More than one million people are victims of trafficking each year in the United States, yet less than 1% of cases result in convictions, according to figures cited during the briefing. For Goodwin, statutes of limitations are among the main barriers. “If you were abused at 6, 8, or 15, when exactly are you supposed to process that and also gather evidence?” she asked.
She also criticized institutional passivity. “They’re waiting for young people to build the case for them,” she said, referring to prosecutors who expect victims to provide comprehensive evidence in contexts shaped by coercion and abuse.
A multibillion-dollar, low-risk industry
Jacquelyn Aluotto, co-founder of No Trafficking Zone, broadened the scope. “Trafficking is a $245 billion industry,” she said. In Texas, she added, around 79,000 young people are victims of exploitation on any given day, and 55% of survivors were recruited in school settings.
She described an operation with corporate-style logistics: recruitment through social media, transportation via ride-hailing apps, and links to parallel illegal markets. Traditionally, she argued, it has been “a high-profit, low-risk crime.”
To counter that dynamic, her organization backed Texas Senate Bill 1831, which makes trafficking in schools and universities a first-degree felony, punishable by up to 99 years in prison.
The system as a weapon against victims
From a frontline perspective, Carmen McDonald, executive director of the Survivor Justice Center in Los Angeles, warned that when an abuser has financial resources, the legal system itself can be used as a tool of intimidation.
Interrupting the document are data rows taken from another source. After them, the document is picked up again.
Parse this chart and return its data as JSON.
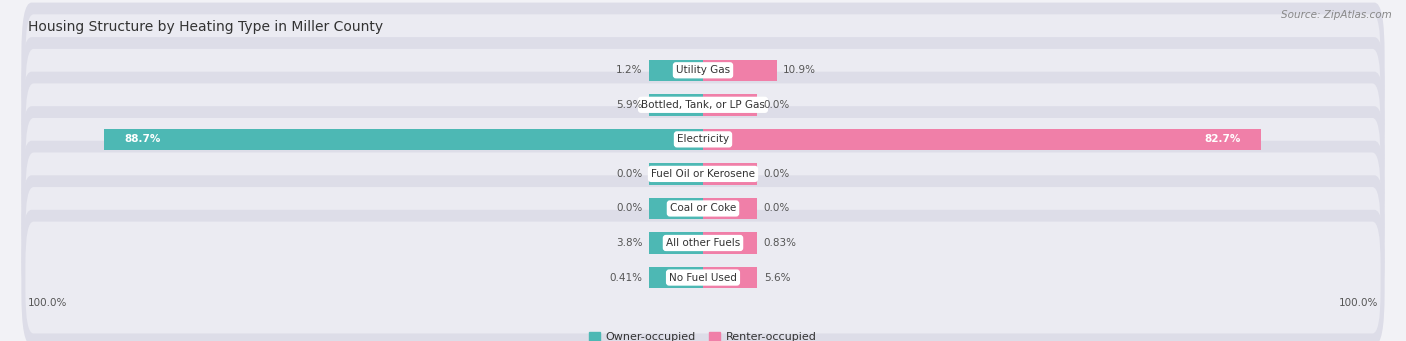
{
  "title": "Housing Structure by Heating Type in Miller County",
  "source": "Source: ZipAtlas.com",
  "categories": [
    "Utility Gas",
    "Bottled, Tank, or LP Gas",
    "Electricity",
    "Fuel Oil or Kerosene",
    "Coal or Coke",
    "All other Fuels",
    "No Fuel Used"
  ],
  "owner_values": [
    1.2,
    5.9,
    88.7,
    0.0,
    0.0,
    3.8,
    0.41
  ],
  "renter_values": [
    10.9,
    0.0,
    82.7,
    0.0,
    0.0,
    0.83,
    5.6
  ],
  "owner_color": "#4db8b4",
  "renter_color": "#f07fa8",
  "owner_label": "Owner-occupied",
  "renter_label": "Renter-occupied",
  "max_value": 100.0,
  "bg_color": "#f2f2f6",
  "row_bg_color": "#e4e4ec",
  "row_bg_color_alt": "#eaeaf0",
  "label_bg_color": "#ffffff",
  "title_fontsize": 10,
  "source_fontsize": 7.5,
  "axis_label_fontsize": 7.5,
  "legend_fontsize": 8,
  "category_fontsize": 7.5,
  "value_fontsize": 7.5,
  "min_bar_width": 8.0,
  "owner_large_threshold": 15.0,
  "renter_large_threshold": 15.0
}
“They can file reports related to drugs or other offenses stemming from the abuse itself, and that leads to arrests,” she explained. That subsequent criminalization affects employment, housing, and even child custody. Immigration status, she added, is another critical barrier: many survivors fear reporting abuse due to possible immigration consequences.
The role of the media
In the closing moments, the message to journalists was direct. Litvak urged reporters to “follow the money” and scrutinize the financial structures sustaining exploitation. Aluotto was even more blunt: “We need journalists to be as brave as the survivors.”
As the Epstein-related files continue to be examined for the names of influential figures, the organizations gathered by ACoM insisted that the story must not revolve once again around power or spectacle, but around the women and girls who reported abuse for years without being heard.
Because, as Litvak made clear, the greatest failure is not the existence of a well-connected predator. It is a system that knew—and did not act.